Ok, thanks for the more verbose explanation. Although this is more a
history of what you've seen rather then the crux of the change.

To distill this down just a bit, the point is the usual mode for NTP
time_state machine looks like:

TIME_OK -> TIME_INS -> TIME_OOP
  |                       |
  v                       v
TIME_DEL ------------> TIME_WAIT  -(back)-> TIME_OK

(hopefully the ascii art survives here)

Now, from any of these states, currently if adjtimex is called w/ the
STA_PLL bit cleared (after STA_PLL was set), we reset back to TIME_OK,
effectively cancelling any transitions. (You'll have to imagine a line
from any of the states back to TIME_OK, since that's going to be too
ugly to do in ascii)

Your patch is trying to remove the line back from TIME_OOP back to
TIME_OK. Basically stopping the ability to reset the ntp state during
a leapsecond.

I do get that the behavior seen was strange due to a bug in the test
code which caused unexpected cancellation of state, but I'm not sure
if we should change the behavior to enforce that cancellation not be
possible. I could imagine some logic which really wants to reset the
state, which just by chance lands during a leap second, and the
application is confused since the state change didn't occur as
expected.

So I guess I'm not seeing that the state machine is actually "broken"
in this case that you've outlined.  If you can articulate better why
the OOP -> OK transition is truly invalid, I'd be interested in
hearing, but I'm not sure I want to risk a behavioral change unless
there's wide agreement.

thanks
-john

^ permalink raw reply	[flat|nested] 8+ messages in thread

* Re: [PATCH] time, ntp: Do not update time_state in middle of leap second [v3]
  2015-02-17 23:16 ` John Stultz
@ 2015-02-18 17:14   ` Jiri Bohac
  2015-02-18 17:38     ` Jiri Bohac
  2015-02-20 14:12   ` Prarit Bhargava
  1 sibling, 1 reply; 8+ messages in thread
From: Jiri Bohac @ 2015-02-18 17:14 UTC (permalink / raw)
  To: John Stultz, Roman Zippel
  Cc: Prarit Bhargava, lkml, Thomas Gleixner, Miroslav Lichvar, Peter Zijlstra

On Tue, Feb 17, 2015 at 03:16:18PM -0800, John Stultz wrote:
> Ok, thanks for the more verbose explanation.
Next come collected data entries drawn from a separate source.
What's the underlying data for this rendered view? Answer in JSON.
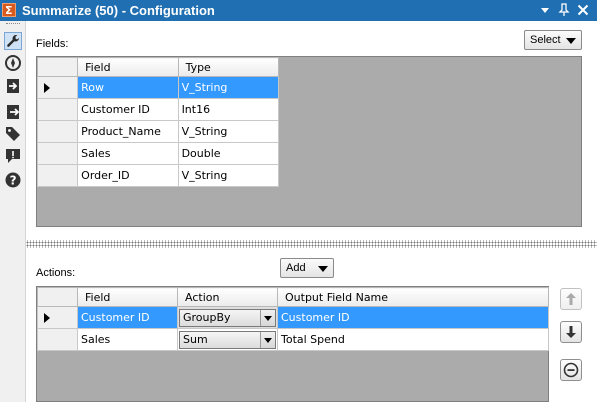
{
  "window": {
    "title": "Summarize (50) - Configuration",
    "controls": {
      "dropdown_glyph": "▾",
      "pin_glyph": "📌",
      "close_glyph": "✕"
    }
  },
  "left_toolbar": {
    "items": [
      {
        "name": "wrench-icon",
        "active": true
      },
      {
        "name": "compass-icon",
        "active": false
      },
      {
        "name": "input-arrow-icon",
        "active": false
      },
      {
        "name": "output-arrow-icon",
        "active": false
      },
      {
        "name": "tag-icon",
        "active": false
      },
      {
        "name": "alert-icon",
        "active": false
      },
      {
        "name": "help-icon",
        "active": false
      }
    ]
  },
  "fields_section": {
    "label": "Fields:",
    "select_button": "Select",
    "columns": [
      "Field",
      "Type"
    ],
    "rows": [
      {
        "field": "Row",
        "type": "V_String",
        "selected": true
      },
      {
        "field": "Customer ID",
        "type": "Int16",
        "selected": false
      },
      {
        "field": "Product_Name",
        "type": "V_String",
        "selected": false
      },
      {
        "field": "Sales",
        "type": "Double",
        "selected": false
      },
      {
        "field": "Order_ID",
        "type": "V_String",
        "selected": false
      }
    ]
  },
  "actions_section": {
    "label": "Actions:",
    "add_button": "Add",
    "columns": [
      "Field",
      "Action",
      "Output Field Name"
    ],
    "rows": [
      {
        "field": "Customer ID",
        "action": "GroupBy",
        "output": "Customer ID",
        "selected": true
      },
      {
        "field": "Sales",
        "action": "Sum",
        "output": "Total Spend",
        "selected": false
      }
    ],
    "side_buttons": [
      "move-up-icon",
      "move-down-icon",
      "remove-icon"
    ]
  },
  "colors": {
    "titlebar": "#1f6fb2",
    "selection": "#3399ff",
    "grid_background": "#ababab"
  }
}
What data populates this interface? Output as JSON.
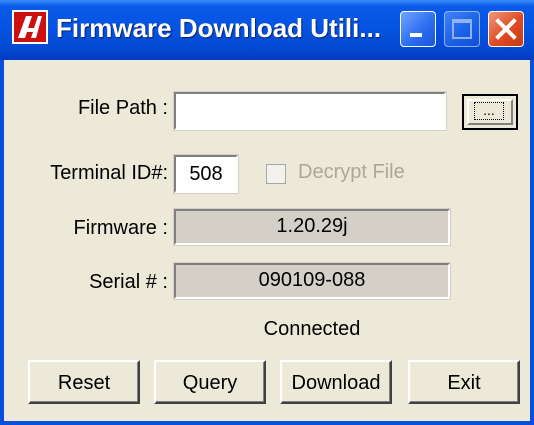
{
  "window": {
    "title": "Firmware Download Utili...",
    "icon": "app-logo-icon"
  },
  "titlebar_buttons": {
    "minimize_icon": "minimize-icon",
    "maximize_icon": "maximize-icon",
    "close_icon": "close-icon"
  },
  "form": {
    "file_path_label": "File Path :",
    "file_path_value": "",
    "browse_icon": "ellipsis-icon",
    "terminal_id_label": "Terminal ID#:",
    "terminal_id_value": "508",
    "decrypt_label": "Decrypt File",
    "decrypt_checked": false,
    "firmware_label": "Firmware :",
    "firmware_value": "1.20.29j",
    "serial_label": "Serial # :",
    "serial_value": "090109-088"
  },
  "status": {
    "text": "Connected"
  },
  "buttons": {
    "reset": "Reset",
    "query": "Query",
    "download": "Download",
    "exit": "Exit"
  },
  "colors": {
    "titlebar": "#0552E0",
    "face": "#ECE9D8",
    "readonly": "#D4D0C8",
    "close": "#E04A22"
  }
}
Although this is more a
> history of what you've seen rather then the crux of the change.
> 
> To distill this down just a bit, the point is the usual mode for NTP
> time_state machine looks like:
> 
> TIME_OK -> TIME_INS -> TIME_OOP
>   |                       |
>   v                       v
> TIME_DEL ------------> TIME_WAIT  -(back)-> TIME_OK
> 
> (hopefully the ascii art survives here)
> 
> Now, from any of these states, currently if adjtimex is called w/ the
> STA_PLL bit cleared (after STA_PLL was set), we reset back to TIME_OK,
> effectively cancelling any transitions. (You'll have to imagine a line
> from any of the states back to TIME_OK, since that's going to be too
> ugly to do in ascii)
> 
> Your patch is trying to remove the line back from TIME_OOP back to
> TIME_OK. Basically stopping the ability to reset the ntp state during
> a leapsecond.
> 
> I do get that the behavior seen was strange due to a bug in the test
> code which caused unexpected cancellation of state, but I'm not sure
> if we should change the behavior to enforce that cancellation not be
> possible. I could imagine some logic which really wants to reset the
> state, which just by chance lands during a leap second, and the
> application is confused since the state change didn't occur as
> expected.
> 
> So I guess I'm not seeing that the state machine is actually "broken"
> in this case that you've outlined.  If you can articulate better why
> the OOP -> OK transition is truly invalid, I'd be interested in
> hearing, but I'm not sure I want to risk a behavioral change unless
> there's wide agreement.

I think the only real problem occurs when the adjtimex is called in the
the TIME_OOP state with STA_PLL cleared _and_ STA_INS set.
In this case the state machine is reset to TIME_OK but goes back
to TIME_INS on the next second_overflow, potentially causing
another false leap second to be inserted on the following
midnight.

The state machine is meant to only go back to TIME_INS once STA_INS is
cleared and then set again - this is what the TIME_WAIT state is
for.

In fact, I don't see a reason why the STA_PLL -> !STA_PLL transition should 
ever set the time_state to TIME_OK.
- When the STA_INS/STA_DEL flag is removed from the status, the state
  machine will end up in TIME_OK from any state.
- When STA_INS/STA_DEL is set in
  the status, the state mchine will transition from TIME_OK to
  TIME_INS/TIME_DEL anyway.

I think the "time_status = TIME_OK" should be just dropped.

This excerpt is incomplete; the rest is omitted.